Minister of Women and Child Welfare; Disabled and Senior Citizen Welfare Government of Andhra Pradesh
- In office 11 April 2022 – 4 June 2024
- Governor: Biswabhusan Harichandan S. Abdul Nazeer
- Chief Minister: Y. S. Jagan Mohan Reddy
- Preceded by: Taneti Vanitha
- Succeeded by: Gummadi Sandhya Rani (as Minister of Women and Child Welfare) Dola Sree Bala Veeranjaneya Swamy (as Minister of Disabled and Senior Citizen Welfare)

Member of Legislative Assembly, Andhra Pradesh
- In office 2019–2024
- Preceded by: Vunnam Hanumantharaya Chowdary
- Succeeded by: Amilineni Surendra Babu
- Constituency: Kalyandurg

Personal details
- Born: 16 July 1976 (age 49) Rayadurgam, Andhra Pradesh
- Party: YSR Congress Party (since 2014)
- Other political affiliations: Telugu Desam Party (until 2014)
- Spouse: Sri Charan Reddy
- Children: 2
- Parent(s): Kuruba Virupakshappa K. V. Ratnamma
- Occupation: Politician

= K. V. Ushashri Charan =

Indian politician

K. V. Ushashri Charan (16 July 1976) is the former cabinet minister from Andhra Pradesh, India. She is a member of the YSR Congress party and former MLA of Kalyandurg Assembly constituency in Anantapur district.
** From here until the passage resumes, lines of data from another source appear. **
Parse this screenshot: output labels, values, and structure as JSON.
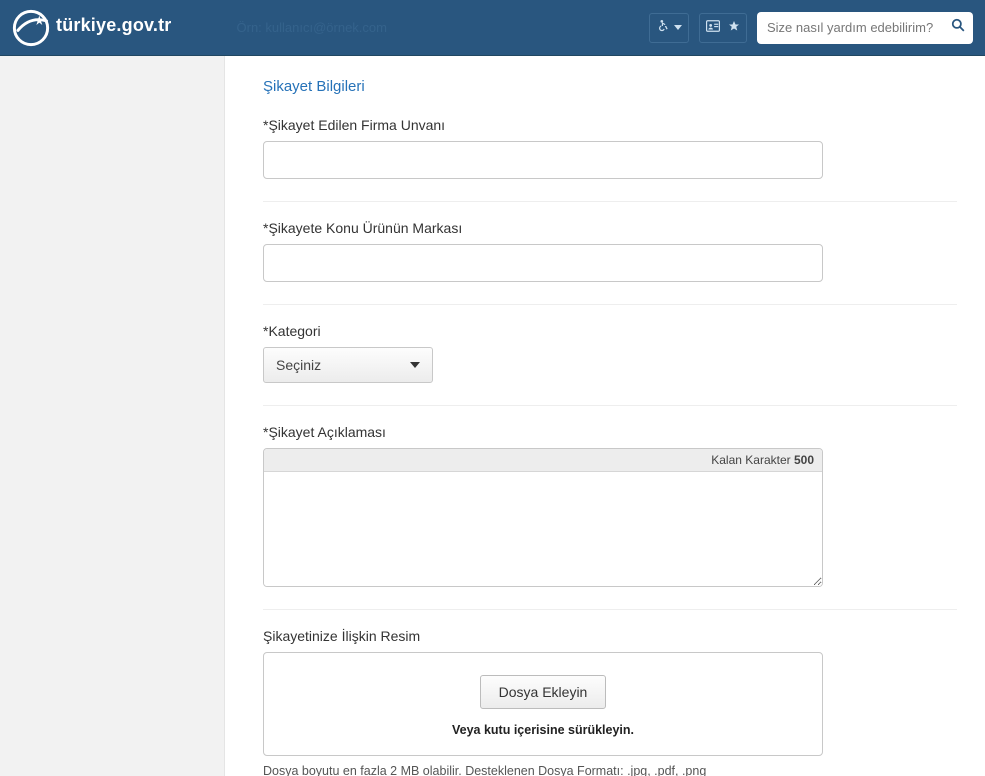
{
  "header": {
    "brand": "türkiye.gov.tr",
    "hidden_search_text": "Örn: kullanıcı@örnek.com",
    "help_placeholder": "Size nasıl yardım edebilirim?"
  },
  "section_title": "Şikayet Bilgileri",
  "fields": {
    "firma": {
      "label": "*Şikayet Edilen Firma Unvanı",
      "value": ""
    },
    "marka": {
      "label": "*Şikayete Konu Ürünün Markası",
      "value": ""
    },
    "kategori": {
      "label": "*Kategori",
      "selected": "Seçiniz"
    },
    "aciklama": {
      "label": "*Şikayet Açıklaması",
      "remaining_label": "Kalan Karakter ",
      "remaining_count": "500",
      "value": ""
    },
    "resim": {
      "label": "Şikayetinize İlişkin Resim",
      "button": "Dosya Ekleyin",
      "drag_hint": "Veya kutu içerisine sürükleyin.",
      "note": "Dosya boyutu en fazla 2 MB olabilir. Desteklenen Dosya Formatı: .jpg, .pdf, .png"
    }
  }
}
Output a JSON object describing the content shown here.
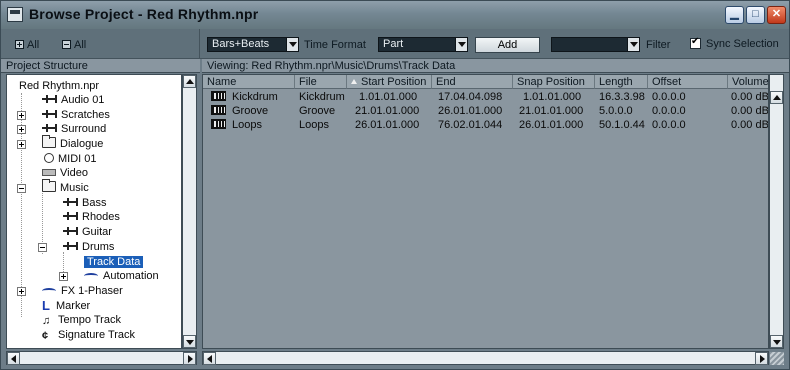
{
  "window": {
    "title": "Browse Project - Red Rhythm.npr",
    "minimize_icon": "minimize-icon",
    "maximize_icon": "maximize-icon",
    "close_icon": "close-icon"
  },
  "toolbar": {
    "expand_all_label": "All",
    "collapse_all_label": "All",
    "time_format_value": "Bars+Beats",
    "time_format_label": "Time Format",
    "type_value": "Part",
    "add_label": "Add",
    "filter_value": "",
    "filter_label": "Filter",
    "sync_label": "Sync Selection",
    "sync_checked": true
  },
  "tree": {
    "header": "Project Structure",
    "root": "Red Rhythm.npr",
    "items": [
      {
        "label": "Audio 01",
        "icon": "audio-track-icon"
      },
      {
        "label": "Scratches",
        "icon": "audio-track-icon"
      },
      {
        "label": "Surround",
        "icon": "audio-track-icon"
      },
      {
        "label": "Dialogue",
        "icon": "folder-icon"
      },
      {
        "label": "MIDI 01",
        "icon": "midi-icon"
      },
      {
        "label": "Video",
        "icon": "video-icon"
      },
      {
        "label": "Music",
        "icon": "folder-icon"
      },
      {
        "label": "Bass",
        "icon": "audio-track-icon"
      },
      {
        "label": "Rhodes",
        "icon": "audio-track-icon"
      },
      {
        "label": "Guitar",
        "icon": "audio-track-icon"
      },
      {
        "label": "Drums",
        "icon": "audio-track-icon"
      },
      {
        "label": "Track Data",
        "icon": ""
      },
      {
        "label": "Automation",
        "icon": "automation-icon"
      },
      {
        "label": "FX 1-Phaser",
        "icon": "fx-icon"
      },
      {
        "label": "Marker",
        "icon": "marker-icon"
      },
      {
        "label": "Tempo Track",
        "icon": "tempo-icon"
      },
      {
        "label": "Signature Track",
        "icon": "signature-icon"
      }
    ],
    "selected": "Track Data"
  },
  "viewing": "Viewing: Red Rhythm.npr\\Music\\Drums\\Track Data",
  "table": {
    "columns": [
      "Name",
      "File",
      "Start Position",
      "End",
      "Snap Position",
      "Length",
      "Offset",
      "Volume"
    ],
    "rows": [
      {
        "name": "Kickdrum",
        "file": "Kickdrum",
        "start": "1.01.01.000",
        "end": "17.04.04.098",
        "snap": "1.01.01.000",
        "length": "16.3.3.98",
        "offset": "0.0.0.0",
        "volume": "0.00 dB"
      },
      {
        "name": "Groove",
        "file": "Groove",
        "start": "21.01.01.000",
        "end": "26.01.01.000",
        "snap": "21.01.01.000",
        "length": "5.0.0.0",
        "offset": "0.0.0.0",
        "volume": "0.00 dB"
      },
      {
        "name": "Loops",
        "file": "Loops",
        "start": "26.01.01.000",
        "end": "76.02.01.044",
        "snap": "26.01.01.000",
        "length": "50.1.0.44",
        "offset": "0.0.0.0",
        "volume": "0.00 dB"
      }
    ]
  },
  "colors": {
    "frame": "#6d7d88",
    "selection": "#1b5fb8",
    "grid_bg": "#8a969f"
  }
}
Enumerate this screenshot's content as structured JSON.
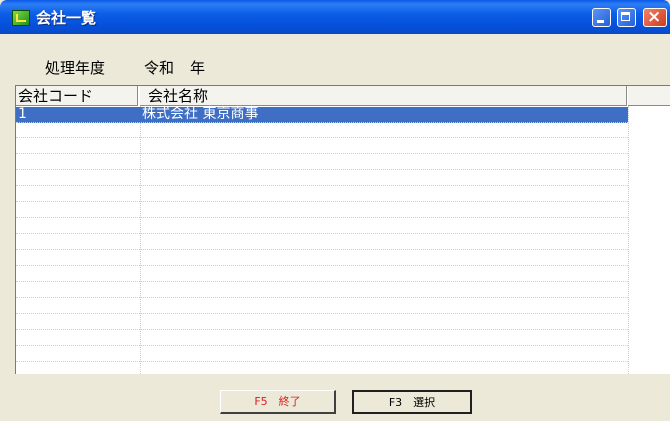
{
  "window": {
    "title": "会社一覧",
    "icon": "app-icon",
    "buttons": [
      "minimize",
      "maximize",
      "close"
    ]
  },
  "header": {
    "year_label": "処理年度",
    "era": "令和",
    "year_suffix": "年"
  },
  "table": {
    "columns": [
      "会社コード",
      "会社名称"
    ],
    "rows": [
      {
        "code": "1",
        "name": "株式会社 東京商事",
        "selected": true
      }
    ]
  },
  "footer": {
    "end_button": "F5　終了",
    "select_button": "F3　選択"
  },
  "colors": {
    "title_bar": "#0550da",
    "selection": "#3f6fc5",
    "end_text": "#d81f1f"
  }
}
== Early life and education ==
Ushashri Charan is born in Rayadurgam in 1976. Her parents are K. V. Ratnamma and Dr. Kuruba Virupakshappa. She is married to Charan Reddy and has a daughter, Jayana Shricharan, and son, Divijith Shricharan. After completing her B.Sc. in life sciences, she did her post-graduation in Environmental Science. She is currently pursuing her Ph.D. from SK University on Atmospheric Science and Global Warming.

== Career ==
Earlier, she worked as Telugu Desam Party state general secretary of Women's wing. In December 2014, she resigned from this post and joined YSR Congress Party. In 2019 assembly elections she contested from Kalyandurg, and won as MLA defeating Uma Maheshwar Naidu of TDP party with 19896 majority. In April 2022, during Cabinet reshuffle she was appointed Minister for women, children, differently-abled individuals, and senior citizen welfare.